Sektor kreatif akan memberikan harapan baru akan munculnya suatu usaha atau kegiatan ekonomi yang lebih banyak mengandalkan sentuhan kreatif individu yang akan membawa mereka ke level kehidupan yang lebih baik. Produktivitas sektor Industri kreatif lebih tinggi dari keseluruhan produktivitas tenaga kerja nasional, karena ekonomi kreatif membawa segenap talenta, bakat, dan hasrat individu untuk menciptakan “nilai tambah” melalui hadirnya produk/jasa kreatif.

Dengan campur tangan pemerintah, maka sektor ini dapat berperan jauh dalam perekonomian nasional. Industri kreatif di Indonesia akan mampu berperan menciptakan banyak lapangan kerja dan wirauusahawan-wirausahawan baru, yang akan membantu mengurangi jumlah pengangguran serta tingkat kemiskinan. Kesempatan untuk menjadi wirausahawan baru akan terbuka bagi semua golongan dan individu karena tidak diperlukan modal yang besar dan teknologi tinggi, cukup ide (produk) kreatif, asalkan mereka mau berusaha dan meraihnya.

Selain dampak ekonomi, industri kreatif juga mampu menghadirkan berbagai hal positif lainnya. Studi Industri kreatif di Inggris dan negara lainnya menyebutkan bahwa sektor ini mampu membantu menumbuhkan individual fulfilment dan well-being, menyatukan bangsa sebagai sebuah komunitas, meningkatkan kualitas pendidikan, serta membuat negara menjadi lebih menarik untuk kepariwisataan. Sehingga sudah saatnya bagi bangsa ini untuk mulai serius dalam mengembangkan ekonomi kreatif di Indonesia.
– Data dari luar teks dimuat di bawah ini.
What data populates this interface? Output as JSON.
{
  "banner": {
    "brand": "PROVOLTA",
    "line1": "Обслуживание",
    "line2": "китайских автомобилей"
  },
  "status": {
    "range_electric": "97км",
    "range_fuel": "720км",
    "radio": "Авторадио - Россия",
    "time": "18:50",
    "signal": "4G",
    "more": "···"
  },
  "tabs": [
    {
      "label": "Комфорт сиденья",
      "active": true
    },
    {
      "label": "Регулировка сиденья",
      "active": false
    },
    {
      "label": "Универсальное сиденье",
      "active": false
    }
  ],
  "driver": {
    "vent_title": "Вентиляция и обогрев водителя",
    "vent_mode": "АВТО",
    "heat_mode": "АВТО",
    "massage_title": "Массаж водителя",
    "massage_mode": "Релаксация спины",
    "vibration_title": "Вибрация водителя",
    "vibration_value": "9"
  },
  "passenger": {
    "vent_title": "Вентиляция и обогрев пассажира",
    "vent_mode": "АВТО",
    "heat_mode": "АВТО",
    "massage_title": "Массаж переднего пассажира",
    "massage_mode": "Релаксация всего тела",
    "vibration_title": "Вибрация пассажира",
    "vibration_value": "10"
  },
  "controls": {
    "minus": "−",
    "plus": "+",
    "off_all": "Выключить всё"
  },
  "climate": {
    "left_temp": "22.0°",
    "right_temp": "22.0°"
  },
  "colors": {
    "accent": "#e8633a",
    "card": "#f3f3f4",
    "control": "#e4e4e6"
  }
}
Pada saat pembukaan, terlihat beberapa tokoh dan mantan pengambil keputusan di pemerintah menaruh perhatian mereka pada Industri Kreatif. Rata-rata berkomentar positif.




Ki-Ka: Ardiansyah S Parlan-Dirjen Perdagangan Dalam Negeri DepDag. Rahardi Ramelan-mantan MenPerinDag Kabinet Reformasi, Andrie Trisaksono-orang biasa. Sedang asyik mendiskusikan kontribusi sektor Industri Kreatif dibandingkan dengan sektor-sektor industri lain. Sangat surprise ketika bapak Rahardi Ramelan menyebutkan bahwa kita semua harus mulai mengaktifkan OTAK KANAN, wow, beliau ternyata masih tekun mengikuti perkembangan teori-teori bahkan ke industri kreatif juga, selamat pak. Tidak ketinggalan para tokoh dari Pusat Desain Nasional seperti Prof Widagdo dan Ir Sihombing tampak hadir di arena.